I have two questions regarding a paragraph about table-driven agent programs from Modern Approach to Artificial Intelligence 3rd Edition.
- "Let $\mathbb{P}$ be the set of possible percepts and let T be the lifetime of the agent (the total number of percepts it will receive). The lookup table will contain $\sum\limits_{t=1}^T |\mathbb{P}|^t$ entries. Consider the automated taxi: the visual input from a single camera comes in at a rate of roughly 27 megabytes per second (30 frames per second, 640 x 480 pixels with 24 bits of color information). This gives a lookup table with over $10^{250,000,000,000}$ entries for an hour's driving."
Can someone please show me the step-by-step derivation of the total number of entries based on the given information to arrive at a value over $10^{250,000,000,000}$? I did my math in the following way, but clearly there is something wrong:
$\mathbb{P} = 2^{640x480x24}$, since per frame there are 24x640x480 bits, and each frame is a percept. (I'm not entirely sure that my claim that a frame is a percept is accurate.)
Then, the total number of entries (S) for an hour is as follows:
S = $\sum\limits_{t=1}^{T=3600x30} (2^{640x480x24})^{t}$.
That series can be converted into the following closed form:
S = $\frac{\mathbb{P}^{T+1} - \mathbb{P}}{\mathbb{P} - 1}$.
If I plug in $2^{640x480x24}$ for $\mathbb{P}$, I end up with essentially $10^{240,000,000,000}$ and NOT over $10^{250,000,000,000}$. What am I doing wrong?

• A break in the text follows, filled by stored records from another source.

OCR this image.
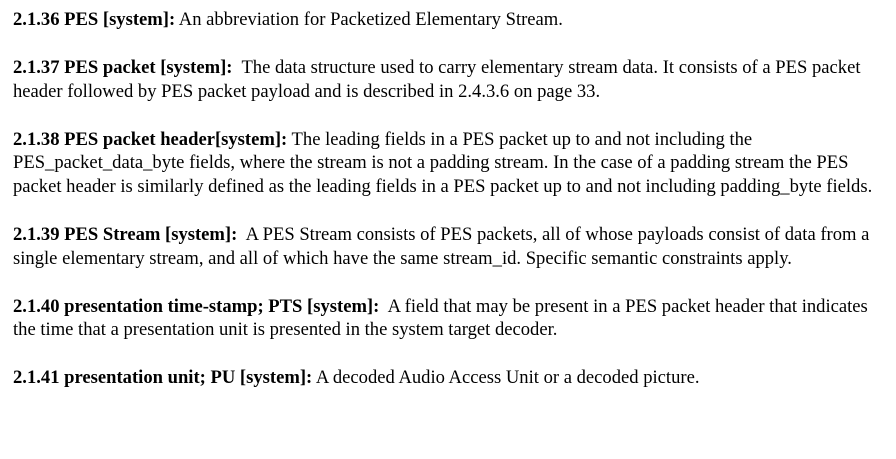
2.1.36 PES [system]: An abbreviation for Packetized Elementary Stream.

2.1.37 PES packet [system]: The data structure used to carry elementary stream data. It consists of a PES packet header followed by PES packet payload and is described in 2.4.3.6 on page 33.

2.1.38 PES packet header[system]: The leading fields in a PES packet up to and not including the PES_packet_data_byte fields, where the stream is not a padding stream. In the case of a padding stream the PES packet header is similarly defined as the leading fields in a PES packet up to and not including padding_byte fields.

2.1.39 PES Stream [system]: A PES Stream consists of PES packets, all of whose payloads consist of data from a single elementary stream, and all of which have the same stream_id. Specific semantic constraints apply.

2.1.40 presentation time-stamp; PTS [system]: A field that may be present in a PES packet header that indicates the time that a presentation unit is presented in the system target decoder.

2.1.41 presentation unit; PU [system]: A decoded Audio Access Unit or a decoded picture.
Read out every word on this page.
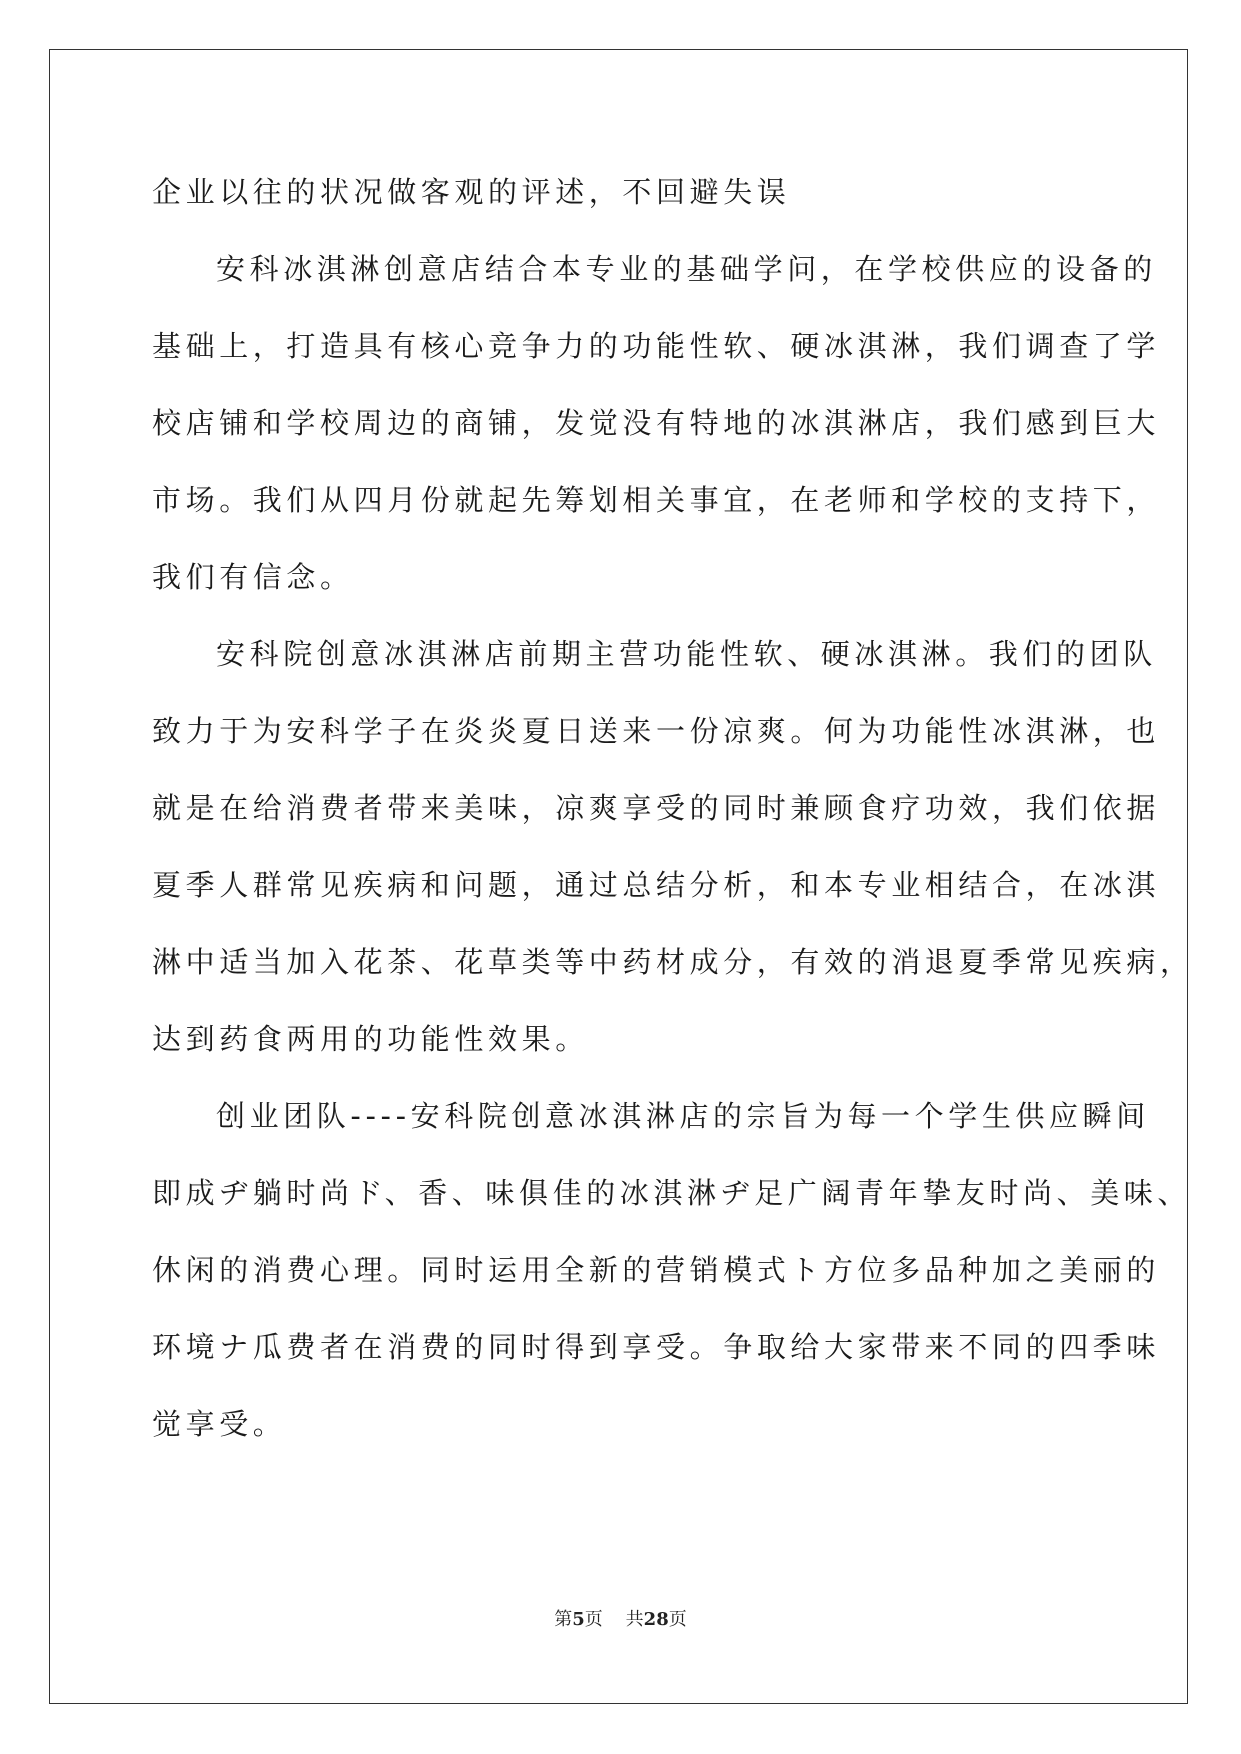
企业以往的状况做客观的评述，不回避失误
安科冰淇淋创意店结合本专业的基础学问，在学校供应的设备的
基础上，打造具有核心竞争力的功能性软、硬冰淇淋，我们调查了学
校店铺和学校周边的商铺，发觉没有特地的冰淇淋店，我们感到巨大
市场。我们从四月份就起先筹划相关事宜，在老师和学校的支持下，
我们有信念。
安科院创意冰淇淋店前期主营功能性软、硬冰淇淋。我们的团队
致力于为安科学子在炎炎夏日送来一份凉爽。何为功能性冰淇淋，也
就是在给消费者带来美味，凉爽享受的同时兼顾食疗功效，我们依据
夏季人群常见疾病和问题，通过总结分析，和本专业相结合，在冰淇
淋中适当加入花茶、花草类等中药材成分，有效的消退夏季常见疾病，
达到药食两用的功能性效果。
创业团队----安科院创意冰淇淋店的宗旨为每一个学生供应瞬间
即成ヂ躺时尚ド、香、味俱佳的冰淇淋ヂ足广阔青年挚友时尚、美味、
休闲的消费心理。同时运用全新的营销模式ト方位多品种加之美丽的
环境ナ瓜费者在消费的同时得到享受。争取给大家带来不同的四季味
觉享受。
第5页 共28页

- "The daunting size of these tables (the number of atoms in the observable universe is less than $10^{80}$) means that (a)...(d) even if the environment is simple enough to yield a feasible table size, the designer still has no guidance about how to fill in the table entries." I'm not exactly sure what guidance the designer needs. I'm assuming that the agent function already exists. In that case, all the designer needs to do in constructing their table entries is look up the corresponding action with each percept sequence.
I thank everyone in advance for taking the time to read this and help me out =)!
Asked By : Coder47
Answered By : Yuval Filmus
You are asking two questions. The answer to your first question is very simple – the authors used a figure of speech when they wrote over $10^{250,000,000,000}$. What they meant was roughly $10^{250,000,000,000}$. In any case, the exact number isn't important – it is just supposed to be an impressively large number rather than an exact estimate. For this reason I didn't bother to check your calculation. It is possible that your calculation is right, and the authors either got it wrong or preferred writing a round number rather than a more pedantic one; but it doesn't really matter.

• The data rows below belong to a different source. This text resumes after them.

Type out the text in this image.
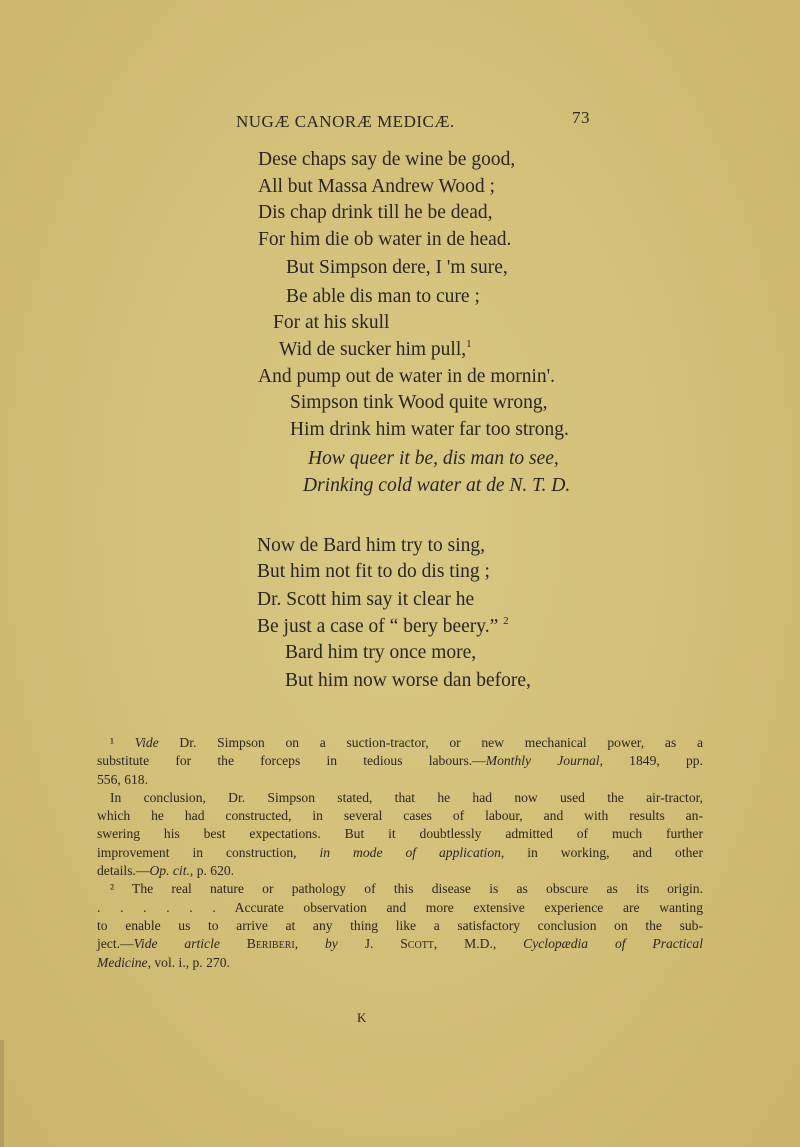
NUGÆ CANORÆ MEDICÆ.	73
Dese chaps say de wine be good,
All but Massa Andrew Wood ;
Dis chap drink till he be dead,
For him die ob water in de head.
But Simpson dere, I 'm sure,
Be able dis man to cure ;
For at his skull
Wid de sucker him pull,$^1$
And pump out de water in de mornin'.
Simpson tink Wood quite wrong,
Him drink him water far too strong.
How queer it be, dis man to see,
Drinking cold water at de N. T. D.
Now de Bard him try to sing,
But him not fit to do dis ting ;
Dr. Scott him say it clear he
Be just a case of “ bery beery.” $^2$
Bard him try once more,
But him now worse dan before,
¹ Vide Dr. Simpson on a suction-tractor, or new mechanical power, as a
substitute for the forceps in tedious labours.—Monthly Journal, 1849, pp.
556, 618.
In conclusion, Dr. Simpson stated, that he had now used the air-tractor,
which he had constructed, in several cases of labour, and with results an-
swering his best expectations. But it doubtlessly admitted of much further
improvement in construction, in mode of application, in working, and other
details.—Op. cit., p. 620.
² The real nature or pathology of this disease is as obscure as its origin.
. . . . . . Accurate observation and more extensive experience are wanting
to enable us to arrive at any thing like a satisfactory conclusion on the sub-
ject.—Vide article Beriberi, by J. Scott, M.D., Cyclopædia of Practical
Medicine, vol. i., p. 270.
K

As to your second question, probably the authors meant what they wrote – even when the table is small, it's not clear what its contents should be! For example, consider a speech recognition program. It is possible to convert the high dimensional raw input into a low dimensional representation using a vocoder. However, it is still difficult to parse what the person is saying, for many reasons. (This is just a guess as to what they meant; you aren't supplying enough context.)
If you want to understand the authors' comments mentioned in your second question better, I suggest you keep reading the book. The authors probably offer solutions to these problems, and these solutions will highlight the problems themselves.